Proposed bipartisan legislation wants to make sure that search engines disclose the algorithms they use to determine what content to share, as well as enable consumers to opt for unfiltered searches if desired.

The Filter Bubble Transparency Act, filed by Sen. John Thune (R-S.D.) and co-sponsored by a bipartisan group of lawmakers, would aim to bring more transparency to the way search engines filter results for individual searches. If passed, the law would require search engines to notify users that their platforms use algorithms, and also offer users the opportunity to opt out of the selected content.

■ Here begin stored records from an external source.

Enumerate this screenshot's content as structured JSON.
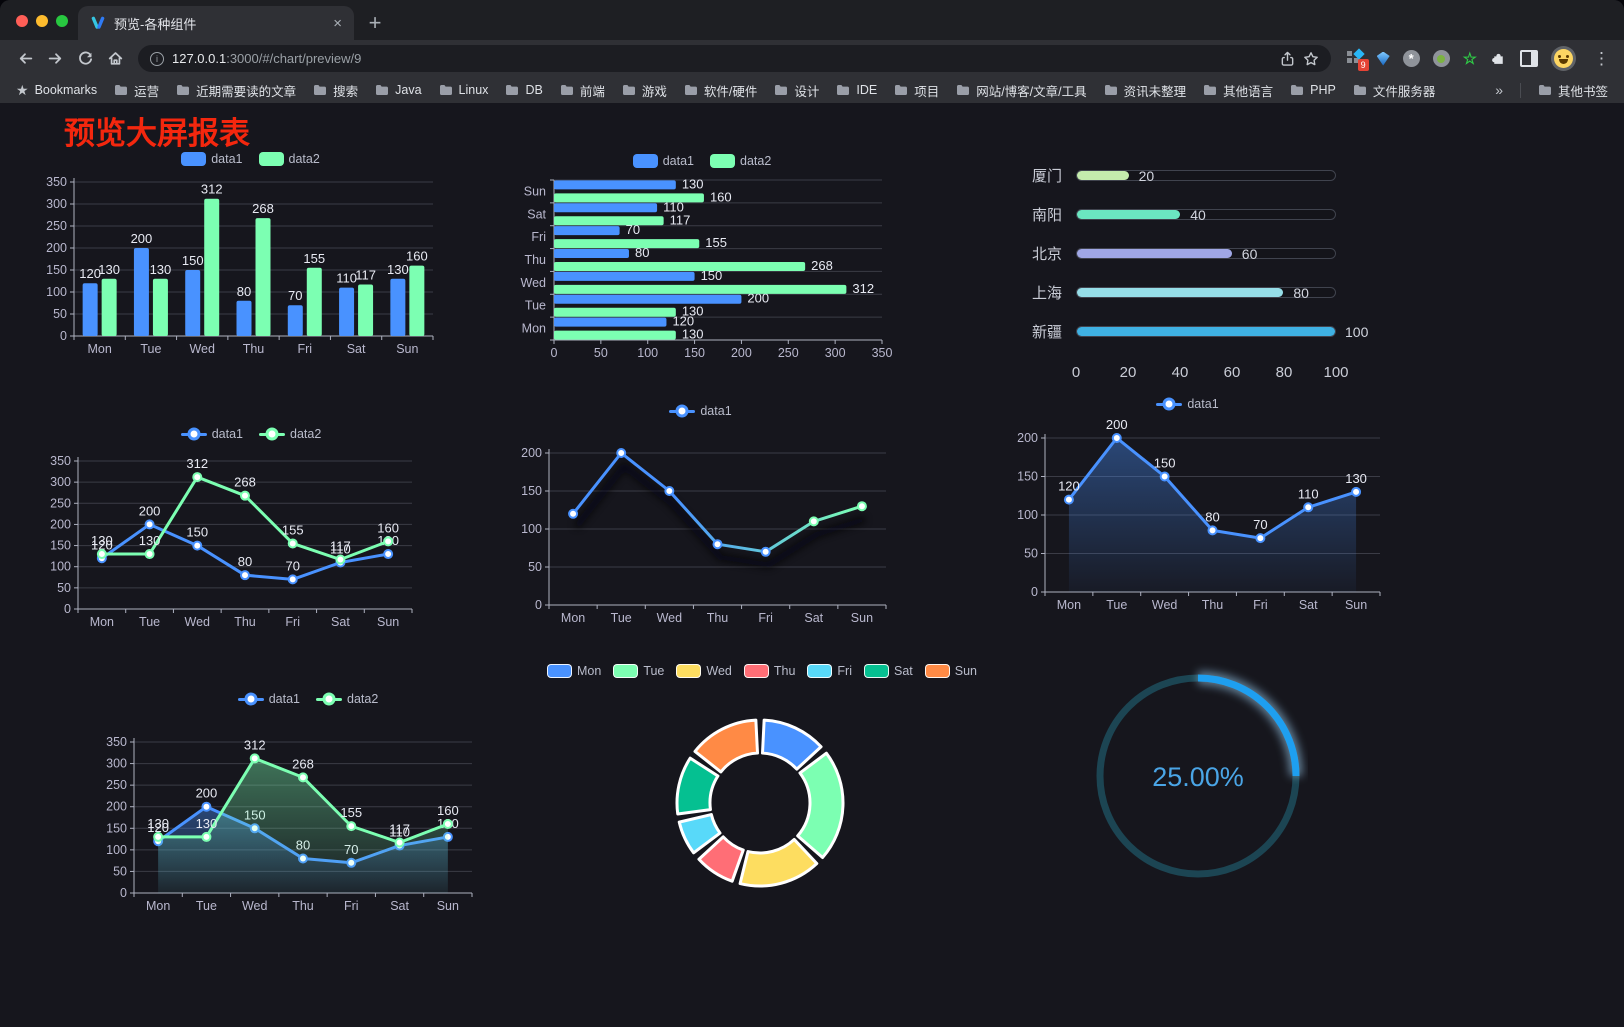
{
  "browser": {
    "tab": {
      "title": "预览-各种组件",
      "close": "×",
      "new_tab": "+"
    },
    "address": {
      "host": "127.0.0.1",
      "rest": ":3000/#/chart/preview/9"
    },
    "extensions_badge": "9",
    "bookmarks_bar": {
      "root_label": "Bookmarks",
      "folders": [
        "运营",
        "近期需要读的文章",
        "搜索",
        "Java",
        "Linux",
        "DB",
        "前端",
        "游戏",
        "软件/硬件",
        "设计",
        "IDE",
        "项目",
        "网站/博客/文章/工具",
        "资讯未整理",
        "其他语言",
        "PHP",
        "文件服务器"
      ],
      "overflow": "»",
      "other": "其他书签"
    }
  },
  "page": {
    "title": "预览大屏报表",
    "title_color": "#f4270e",
    "background": "#16161d"
  },
  "chart_data": [
    {
      "id": "bar-vertical",
      "type": "bar",
      "categories": [
        "Mon",
        "Tue",
        "Wed",
        "Thu",
        "Fri",
        "Sat",
        "Sun"
      ],
      "series": [
        {
          "name": "data1",
          "color": "#4992ff",
          "values": [
            120,
            200,
            150,
            80,
            70,
            110,
            130
          ]
        },
        {
          "name": "data2",
          "color": "#7cffb2",
          "values": [
            130,
            130,
            312,
            268,
            155,
            117,
            160
          ]
        }
      ],
      "ylim": [
        0,
        350
      ],
      "ytick": 50,
      "show_labels": true,
      "legend_position": "top"
    },
    {
      "id": "bar-horizontal",
      "type": "hbar",
      "categories": [
        "Mon",
        "Tue",
        "Wed",
        "Thu",
        "Fri",
        "Sat",
        "Sun"
      ],
      "display_order": "Sun-top",
      "series": [
        {
          "name": "data1",
          "color": "#4992ff",
          "values": [
            120,
            200,
            150,
            80,
            70,
            110,
            130
          ]
        },
        {
          "name": "data2",
          "color": "#7cffb2",
          "values": [
            130,
            130,
            312,
            268,
            155,
            117,
            160
          ]
        }
      ],
      "xlim": [
        0,
        350
      ],
      "xtick": 50,
      "show_labels": true,
      "legend_position": "top"
    },
    {
      "id": "progress-bars",
      "type": "bar-progress",
      "items": [
        {
          "label": "厦门",
          "value": 20,
          "color": "#c4ebad"
        },
        {
          "label": "南阳",
          "value": 40,
          "color": "#6be6c1"
        },
        {
          "label": "北京",
          "value": 60,
          "color": "#a0a7e6"
        },
        {
          "label": "上海",
          "value": 80,
          "color": "#96dee8"
        },
        {
          "label": "新疆",
          "value": 100,
          "color": "#3fb1e3"
        }
      ],
      "xlim": [
        0,
        100
      ],
      "xticks": [
        0,
        20,
        40,
        60,
        80,
        100
      ]
    },
    {
      "id": "line-two-series",
      "type": "line",
      "categories": [
        "Mon",
        "Tue",
        "Wed",
        "Thu",
        "Fri",
        "Sat",
        "Sun"
      ],
      "series": [
        {
          "name": "data1",
          "color": "#4992ff",
          "values": [
            120,
            200,
            150,
            80,
            70,
            110,
            130
          ]
        },
        {
          "name": "data2",
          "color": "#7cffb2",
          "values": [
            130,
            130,
            312,
            268,
            155,
            117,
            160
          ]
        }
      ],
      "ylim": [
        0,
        350
      ],
      "ytick": 50,
      "show_labels": true,
      "legend_position": "top"
    },
    {
      "id": "line-gradient",
      "type": "line",
      "categories": [
        "Mon",
        "Tue",
        "Wed",
        "Thu",
        "Fri",
        "Sat",
        "Sun"
      ],
      "series": [
        {
          "name": "data1",
          "color": "#4992ff",
          "color_end": "#7cffb2",
          "values": [
            120,
            200,
            150,
            80,
            70,
            110,
            130
          ]
        }
      ],
      "ylim": [
        0,
        200
      ],
      "ytick": 50,
      "show_labels": false,
      "shadow": true,
      "legend_position": "top"
    },
    {
      "id": "line-area-blue",
      "type": "line",
      "categories": [
        "Mon",
        "Tue",
        "Wed",
        "Thu",
        "Fri",
        "Sat",
        "Sun"
      ],
      "series": [
        {
          "name": "data1",
          "color": "#4992ff",
          "values": [
            120,
            200,
            150,
            80,
            70,
            110,
            130
          ],
          "area": true
        }
      ],
      "ylim": [
        0,
        200
      ],
      "ytick": 50,
      "show_labels": true,
      "legend_position": "top"
    },
    {
      "id": "line-two-areas",
      "type": "line",
      "categories": [
        "Mon",
        "Tue",
        "Wed",
        "Thu",
        "Fri",
        "Sat",
        "Sun"
      ],
      "series": [
        {
          "name": "data1",
          "color": "#4992ff",
          "values": [
            120,
            200,
            150,
            80,
            70,
            110,
            130
          ],
          "area": true
        },
        {
          "name": "data2",
          "color": "#7cffb2",
          "values": [
            130,
            130,
            312,
            268,
            155,
            117,
            160
          ],
          "area": true
        }
      ],
      "ylim": [
        0,
        350
      ],
      "ytick": 50,
      "show_labels": true,
      "legend_position": "top"
    },
    {
      "id": "donut",
      "type": "pie",
      "items": [
        {
          "label": "Mon",
          "value": 120,
          "color": "#4992ff"
        },
        {
          "label": "Tue",
          "value": 200,
          "color": "#7cffb2"
        },
        {
          "label": "Wed",
          "value": 150,
          "color": "#fddd60"
        },
        {
          "label": "Thu",
          "value": 80,
          "color": "#ff6e76"
        },
        {
          "label": "Fri",
          "value": 70,
          "color": "#58d9f9"
        },
        {
          "label": "Sat",
          "value": 110,
          "color": "#05c091"
        },
        {
          "label": "Sun",
          "value": 130,
          "color": "#ff8a45"
        }
      ],
      "legend_position": "top"
    },
    {
      "id": "gauge",
      "type": "gauge",
      "value": 25,
      "display": "25.00%",
      "progress_color": "#1e9ff0",
      "track_color": "#1c4553",
      "text_color": "#4aa5e6"
    }
  ]
}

The legislation would impact large search engines such as Google, as well as any platform that collects data from more than 1 million users and makes more than $50 million per year.

“This legislation is about transparency and consumer control,” said Thune, chairman of the Commerce, Science and Transportation subcommittee on the internet. “For free markets to work as effectively and as efficiently as possible, consumers need as much information as possible, including a better understanding of how internet platforms use artificial intelligence and opaque algorithms to make inferences from the reams of personal data at their fingertips that can be used to affect behavior and influence outcomes.”

“That’s why I believe consumers should have the option to either view a platform’s opaque algorithm-generated content or its filter bubble-free content, and, at the very least, they deserve to know how large-scale internet platforms are delivering information to their users,” he added.

Sen. Mark Warner (D-Va.) noted that “consumers have limited understanding of how their data is being used and how platforms operate. This bill helps reduce the power of opaque algorithms on our discourse and put greater control in the hands of consumers.”

Sens. Marsha Blackburn (R-Tenn.), Jerry Moran (R-Kan.) and Richard Blumenthal (D-Conn.) are also co-sponsors of the bill. Blackburn noted that the legislation could be included in a larger Senate privacy bill that lawmakers will be working on in the coming weeks.